Shout Out HN: Who is in the Denver/Boulder Area? - kposehn

So, due to the politics in this state, namely the whole affiliate tax brouhaha, we're considering moving our company to Denver. I wanted to ask HN members in Denver/Boulder to chime in and comment on the startup scene there.<p>What is it like for you as an entrepreneur there? Is there plenty of talent to hire, a vibrant community, vc's, etc? VC's will always say to come to where they are, but I want to know from the perspective of people like us what the startup world is like in the area.<p>Thanks all :)
======
apsurd
I really like Boulder as a city. What I tell everyone is that its a perfect
mix of big-city happenings with a small town feel.

The people there are exceptionally nice and the weekly farmer's market is the
best I've ever been to.
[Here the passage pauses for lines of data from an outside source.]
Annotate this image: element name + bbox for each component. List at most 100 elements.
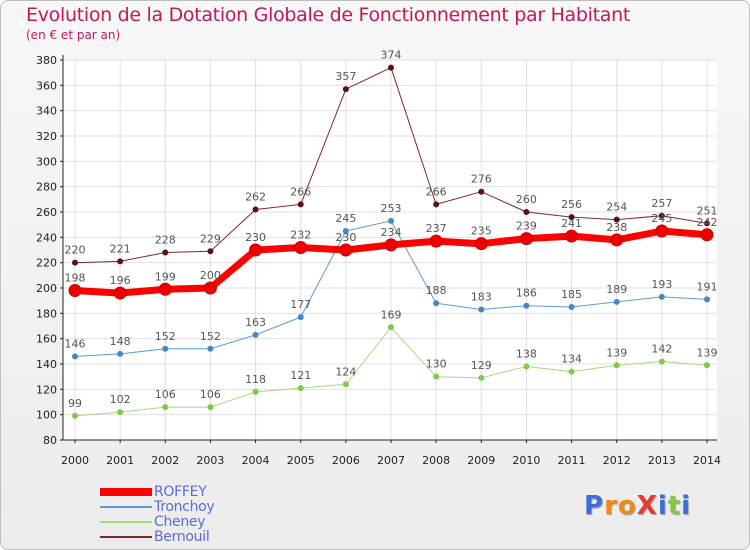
data-label-cheney: 138 (516, 348, 537, 361)
data-point-cheney (297, 385, 304, 392)
data-point-bernouil (433, 201, 440, 208)
y-tick-label: 240 (36, 231, 57, 244)
legend-item-roffey: ROFFEY (100, 484, 207, 500)
data-label-bernouil: 260 (516, 193, 537, 206)
data-label-bernouil: 254 (606, 201, 627, 214)
data-point-cheney (162, 404, 169, 411)
x-tick-label: 2006 (332, 454, 360, 467)
data-label-roffey: 239 (516, 220, 537, 233)
data-point-tronchoy (72, 353, 78, 360)
x-tick-label: 2011 (558, 454, 586, 467)
x-tick-label: 2004 (242, 454, 270, 467)
data-label-tronchoy: 146 (65, 337, 86, 350)
data-point-bernouil (117, 258, 124, 265)
data-label-bernouil: 276 (471, 173, 492, 186)
legend-item-bernouil: Bernouil (100, 529, 210, 545)
logo-letter: i (657, 491, 668, 521)
x-tick-label: 2009 (467, 454, 495, 467)
data-point-bernouil (613, 216, 620, 223)
y-tick-label: 200 (36, 282, 57, 295)
data-label-bernouil: 221 (110, 242, 131, 255)
data-point-tronchoy (478, 306, 485, 313)
data-point-bernouil (252, 206, 259, 213)
logo-letter: X (636, 491, 658, 521)
x-tick-label: 2001 (106, 454, 134, 467)
data-point-tronchoy (388, 217, 394, 224)
data-label-tronchoy: 183 (471, 291, 492, 304)
y-tick-label: 260 (36, 206, 57, 219)
data-label-bernouil: 357 (335, 70, 356, 83)
data-label-tronchoy: 186 (516, 287, 537, 300)
x-tick-label: 2008 (422, 454, 450, 467)
y-tick-label: 360 (36, 79, 57, 92)
logo-letter: o (617, 491, 637, 521)
y-tick-label: 340 (36, 105, 57, 118)
logo-letter: P (584, 491, 605, 521)
data-point-cheney (117, 409, 124, 416)
data-label-roffey: 200 (200, 269, 221, 282)
data-label-roffey: 235 (471, 225, 492, 238)
data-point-cheney (342, 381, 349, 388)
data-point-roffey (68, 284, 82, 298)
data-label-roffey: 230 (245, 231, 266, 244)
x-tick-label: 2007 (377, 454, 405, 467)
legend-label-cheney: Cheney (154, 514, 206, 530)
data-point-cheney (523, 363, 530, 370)
y-tick-label: 100 (36, 409, 57, 422)
y-tick-label: 120 (36, 383, 57, 396)
y-tick-label: 380 (36, 54, 57, 67)
data-label-cheney: 102 (110, 393, 131, 406)
legend-swatch-cheney (100, 521, 152, 523)
data-label-cheney: 118 (245, 373, 266, 386)
data-label-cheney: 129 (471, 359, 492, 372)
data-label-roffey: 242 (697, 216, 718, 229)
data-point-roffey (203, 281, 217, 295)
x-tick-label: 2003 (196, 454, 224, 467)
data-label-bernouil: 374 (381, 49, 402, 62)
data-point-cheney (207, 404, 214, 411)
legend-item-cheney: Cheney (100, 514, 206, 530)
data-label-bernouil: 266 (290, 185, 311, 198)
data-label-bernouil: 228 (155, 234, 176, 247)
data-label-cheney: 142 (651, 342, 672, 355)
chart-subtitle: (en € et par an) (26, 28, 121, 42)
data-label-bernouil: 266 (426, 185, 447, 198)
data-label-roffey: 196 (110, 274, 131, 287)
data-label-tronchoy: 189 (606, 283, 627, 296)
legend-label-bernouil: Bernouil (154, 529, 210, 545)
data-point-roffey (249, 243, 263, 257)
legend-label-tronchoy: Tronchoy (154, 499, 215, 515)
data-label-bernouil: 262 (245, 190, 266, 203)
y-tick-label: 80 (43, 434, 57, 447)
data-point-tronchoy (252, 331, 259, 338)
data-point-roffey (339, 243, 353, 257)
data-point-roffey (113, 286, 127, 300)
logo-letter: i (681, 491, 692, 521)
x-tick-label: 2012 (603, 454, 631, 467)
data-label-bernouil: 220 (65, 244, 86, 257)
data-label-roffey: 198 (65, 272, 86, 285)
data-label-cheney: 121 (290, 369, 311, 382)
data-label-bernouil: 251 (697, 204, 718, 217)
data-label-roffey: 237 (426, 222, 447, 235)
data-label-tronchoy: 188 (426, 284, 447, 297)
data-point-roffey (294, 240, 308, 254)
data-label-tronchoy: 253 (381, 202, 402, 215)
data-label-roffey: 230 (335, 231, 356, 244)
data-label-tronchoy: 152 (200, 330, 221, 343)
data-label-roffey: 245 (651, 212, 672, 225)
x-tick-label: 2000 (61, 454, 89, 467)
data-label-tronchoy: 163 (245, 316, 266, 329)
data-point-roffey (610, 233, 624, 247)
x-tick-label: 2013 (648, 454, 676, 467)
data-point-tronchoy (297, 314, 304, 321)
data-point-roffey (700, 228, 714, 242)
x-tick-label: 2010 (512, 454, 540, 467)
y-tick-label: 280 (36, 181, 57, 194)
data-label-bernouil: 229 (200, 232, 221, 245)
data-point-bernouil (72, 259, 78, 266)
data-label-roffey: 241 (561, 217, 582, 230)
data-label-tronchoy: 152 (155, 330, 176, 343)
data-label-cheney: 130 (426, 358, 447, 371)
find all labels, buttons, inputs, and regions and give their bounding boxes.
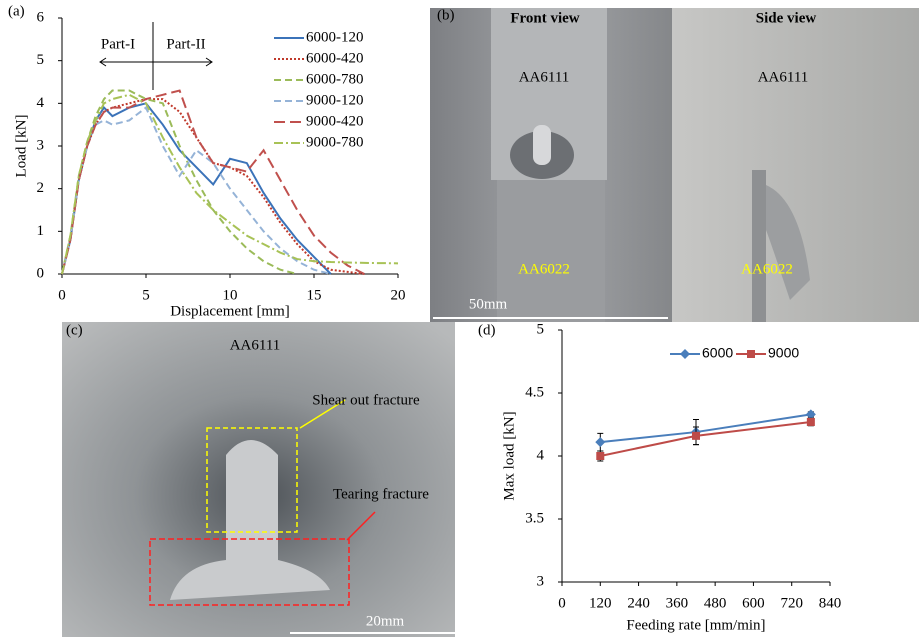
y-tick-label: 3.5 (525, 510, 544, 526)
y-tick-label: 5 (537, 321, 545, 337)
x-tick-label: 0 (58, 287, 66, 303)
y-axis-label: Max load [kN] (501, 411, 517, 500)
x-axis-label: Displacement [mm] (170, 303, 290, 319)
y-tick-label: 5 (37, 52, 45, 68)
legend-label: 9000-420 (306, 113, 364, 129)
annotation: Tearing fracture (333, 486, 429, 502)
x-tick-label: 360 (666, 595, 689, 611)
panel-label: (d) (478, 322, 496, 338)
photo-c: (c) AA6111 Shear out fracture Tearing fr… (62, 322, 455, 637)
legend-label: 6000-120 (306, 29, 364, 45)
y-tick-label: 6 (37, 9, 45, 25)
series-line (600, 413, 812, 444)
material-label: AA6022 (518, 261, 570, 277)
marker (747, 350, 755, 358)
side-sheet (752, 170, 766, 322)
marker (806, 417, 815, 426)
x-tick-label: 10 (223, 287, 238, 303)
legend-label: 6000-780 (306, 71, 364, 87)
side-tear (766, 185, 810, 300)
material-label: AA6111 (758, 69, 809, 85)
part-annotation (99, 22, 213, 90)
y-tick-label: 0 (37, 265, 45, 281)
y-tick-label: 3 (537, 573, 545, 589)
series-line (61, 98, 365, 275)
series-line (61, 89, 298, 275)
annotation: Part-I (101, 36, 135, 52)
lower-sheet (497, 180, 605, 322)
fracture (170, 440, 330, 600)
marker (680, 349, 690, 359)
series-line (61, 106, 332, 275)
arrow-head (99, 57, 213, 67)
marker (805, 409, 816, 420)
x-tick-label: 720 (780, 595, 803, 611)
y-axis-label: Load [kN] (13, 115, 29, 178)
y-tick-label: 4.5 (525, 384, 544, 400)
legend-label: 9000 (768, 345, 799, 361)
joint-hole (533, 125, 551, 165)
y-tick-label: 4 (537, 447, 545, 463)
legend-label: 9000-120 (306, 92, 364, 108)
annotation: Shear out fracture (312, 392, 420, 408)
view-title: Front view (510, 10, 579, 26)
legend-label: 6000 (702, 345, 733, 361)
x-axis-label: Feeding rate [mm/min] (626, 617, 765, 633)
series-line (61, 89, 365, 275)
arrow (299, 399, 346, 429)
x-tick-label: 120 (589, 595, 612, 611)
panel-label: (c) (66, 322, 83, 338)
material-label: AA6022 (741, 261, 793, 277)
legend-label: 6000-420 (306, 50, 364, 66)
tearing-box (149, 538, 350, 606)
panel-label: (a) (8, 3, 25, 19)
panel-label: (b) (437, 7, 455, 23)
marker (596, 452, 605, 460)
material-label: AA6111 (519, 69, 570, 85)
x-tick-label: 840 (819, 595, 842, 611)
arrow (346, 511, 376, 541)
x-tick-label: 0 (558, 595, 566, 611)
x-tick-label: 5 (142, 287, 150, 303)
y-tick-label: 4 (37, 95, 45, 111)
y-tick-label: 2 (37, 180, 45, 196)
x-tick-label: 20 (391, 287, 406, 303)
annotation: Part-II (166, 36, 205, 52)
scale-label: 50mm (469, 296, 508, 312)
view-title: Side view (756, 10, 817, 26)
x-tick-label: 480 (704, 595, 727, 611)
material-label: AA6111 (230, 337, 281, 353)
x-tick-label: 15 (307, 287, 322, 303)
legend-label: 9000-780 (306, 134, 364, 150)
x-tick-label: 600 (742, 595, 765, 611)
marker (692, 431, 700, 440)
shear-box (206, 427, 298, 533)
x-tick-label: 240 (627, 595, 650, 611)
y-tick-label: 1 (37, 223, 45, 239)
photo-b: (b) Front view Side view AA6111 AA6111 A… (430, 7, 919, 322)
scale-label: 20mm (366, 613, 405, 629)
marker (595, 437, 606, 448)
y-tick-label: 3 (37, 137, 45, 153)
series-line (61, 102, 332, 275)
series-line (61, 93, 399, 275)
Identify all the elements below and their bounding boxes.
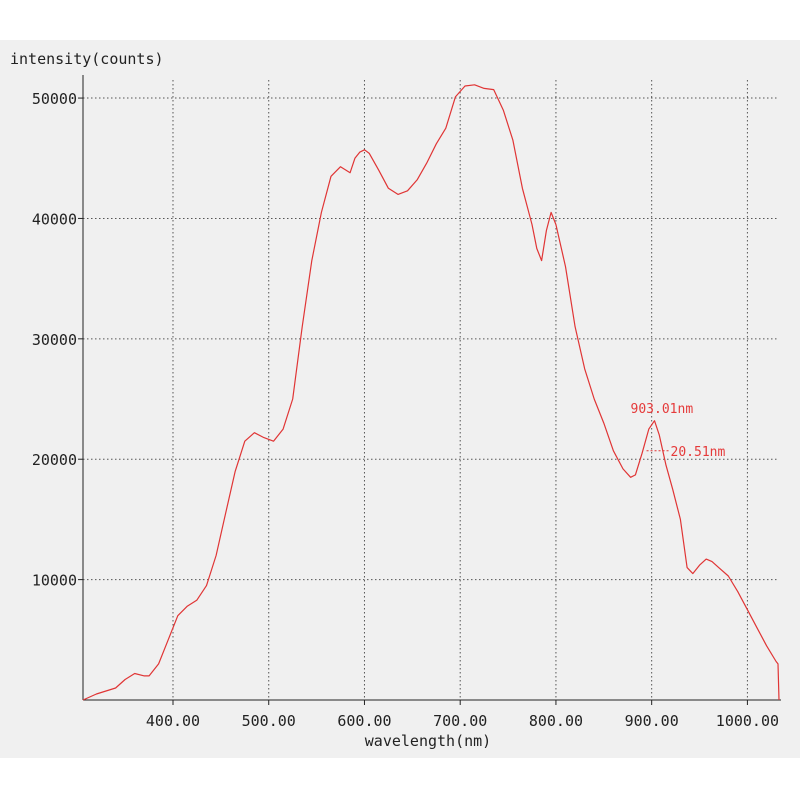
peak-wavelength-label: 903.01nm	[631, 402, 694, 417]
spectrum-chart: 400.00 500.00 600.00 700.00 800.00 900.00 1000…	[10, 50, 781, 750]
x-tick-label: 1000.00	[716, 712, 779, 730]
x-tick-label: 900.00	[625, 712, 679, 730]
y-tick-label: 10000	[32, 572, 77, 590]
chart-panel: 400.00 500.00 600.00 700.00 800.00 900.00 1000…	[0, 40, 800, 758]
axes	[78, 75, 781, 705]
series	[82, 84, 780, 701]
x-tick-label: 700.00	[433, 712, 487, 730]
spectrum-line	[82, 84, 780, 701]
annotations: 903.01nm 20.51nm	[631, 402, 726, 460]
tick-labels: 400.00 500.00 600.00 700.00 800.00 900.00 1000…	[32, 90, 779, 730]
y-tick-label: 50000	[32, 90, 77, 108]
x-tick-label: 500.00	[242, 712, 296, 730]
x-tick-label: 600.00	[337, 712, 391, 730]
x-axis-title: wavelength(nm)	[365, 732, 491, 750]
x-tick-label: 400.00	[146, 712, 200, 730]
y-tick-label: 30000	[32, 331, 77, 349]
fwhm-label: 20.51nm	[671, 445, 726, 460]
x-tick-label: 800.00	[529, 712, 583, 730]
grid	[83, 80, 779, 700]
y-axis-title: intensity(counts)	[10, 50, 164, 68]
y-tick-label: 40000	[32, 210, 77, 228]
y-tick-label: 20000	[32, 451, 77, 469]
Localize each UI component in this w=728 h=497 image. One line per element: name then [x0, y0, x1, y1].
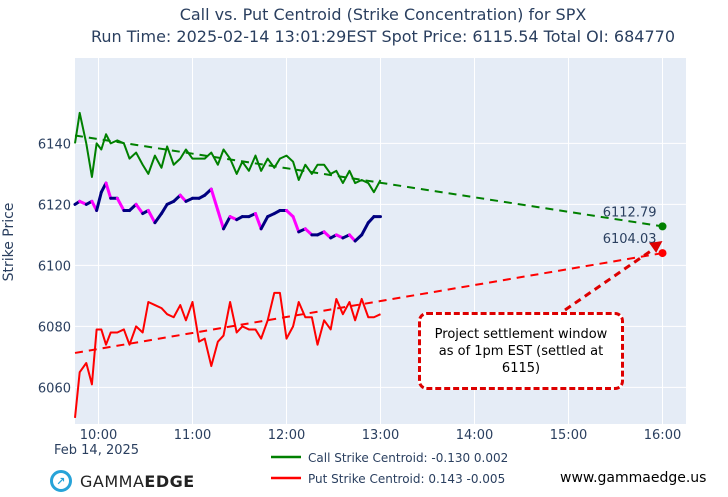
- x-tick-label: 12:00: [268, 428, 305, 443]
- y-tick-label: 6140: [38, 137, 71, 152]
- trend-arrow-icon: ↗: [50, 470, 72, 492]
- legend: Call Strike Centroid: -0.130 0.002 Put S…: [271, 451, 508, 486]
- chart-subtitle: Run Time: 2025-02-14 13:01:29EST Spot Pr…: [91, 27, 675, 46]
- y-tick-label: 6080: [38, 320, 71, 335]
- spot-price-segment: [115, 196, 126, 212]
- annotation-arrow: [564, 241, 663, 312]
- endpoint-markers: 6112.79 6104.03: [603, 205, 667, 258]
- spot-price-segment: [159, 202, 169, 216]
- spot-price-segment: [253, 212, 263, 231]
- spot-price-segment: [222, 215, 232, 231]
- call-endpoint-label: 6112.79: [603, 205, 657, 220]
- annotation-arrow-line: [564, 245, 658, 312]
- spot-price-segment: [134, 202, 145, 216]
- put-endpoint-label: 6104.03: [603, 232, 657, 247]
- spot-price-segment: [291, 215, 301, 234]
- x-tick-label: 10:00: [80, 428, 117, 443]
- spot-price-segment: [104, 181, 113, 200]
- spot-price-segment: [216, 209, 226, 231]
- call-endpoint-marker: [658, 222, 667, 231]
- spot-price-segment: [259, 215, 270, 231]
- call-centroid-line: [74, 111, 382, 194]
- call-trend-line: [74, 134, 663, 228]
- website-url: www.gammaedge.us: [560, 470, 707, 486]
- y-tick-label: 6120: [38, 198, 71, 213]
- x-tick-label: 14:00: [456, 428, 493, 443]
- gammaedge-logo: ↗ GAMMA EDGE: [50, 470, 195, 492]
- put-centroid-line: [74, 291, 381, 419]
- spot-price-segment: [209, 187, 220, 212]
- spot-price-segment: [153, 212, 163, 225]
- logo-text-gamma: GAMMA: [80, 471, 145, 491]
- y-axis-ticks: 6060 6080 6100 6120 6140: [38, 137, 71, 396]
- trend-lines: [74, 134, 663, 354]
- x-tick-label: 15:00: [550, 428, 587, 443]
- annotation-text: Project settlement window as of 1pm EST …: [434, 326, 608, 376]
- put-trend-line: [74, 252, 663, 354]
- y-tick-label: 6060: [38, 381, 71, 396]
- annotation-box: Project settlement window as of 1pm EST …: [418, 312, 624, 390]
- legend-call-label: Call Strike Centroid: -0.130 0.002: [308, 451, 508, 465]
- legend-put-label: Put Strike Centroid: 0.143 -0.005: [308, 472, 505, 486]
- logo-text-edge: EDGE: [144, 471, 195, 491]
- annotation-arrow-head: [649, 241, 663, 253]
- spot-price-segment: [95, 190, 103, 212]
- x-tick-label: 13:00: [362, 428, 399, 443]
- chart-title: Call vs. Put Centroid (Strike Concentrat…: [180, 5, 587, 24]
- x-tick-label: 16:00: [644, 428, 681, 443]
- x-axis-ticks: 10:00 11:00 12:00 13:00 14:00 15:00 16:00: [80, 428, 681, 443]
- spot-price-segment: [146, 209, 157, 225]
- x-axis-date-label: Feb 14, 2025: [54, 443, 139, 458]
- spot-price-segment: [360, 221, 370, 237]
- y-axis-title: Strike Price: [1, 203, 17, 282]
- x-tick-label: 11:00: [174, 428, 211, 443]
- y-tick-label: 6100: [38, 259, 71, 274]
- series-lines: [73, 111, 382, 419]
- put-endpoint-marker: [658, 249, 667, 258]
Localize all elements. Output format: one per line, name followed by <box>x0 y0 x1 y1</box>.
It's a great vibe.

As far as tech goes I know its got a significant scene there but I don't know
how it fares relative to the big players (SF, Seattle, etc). check out
<http://boulderstartupweek.com/> as I think there's a list of companies
currently based in boulder.

Lots of outdoor activities as well. I personally would live in Boulder and
just may do that soon enough =)

------
bartonfink
I live in Denver and really like it. The climate is very agreeable, it's hard
to beat the views and the cost of living beats the hell out of the Bay area.
Public transportation is relatively weak, if that bothers you.

I'm not a business owner and work for a self-funded startup, so I can't
comment on VC availability. I believe the tech community is strong and that
you wouldn't have much trouble hiring someone if you moved here. There's also
the added benefit that asking someone to relocate to Denver isn't as big of an
imposition as relocating to Des Moines, for example.

------
dirkdeman
TechStars has a new office in Boulder, so I assume there is some talent to
find.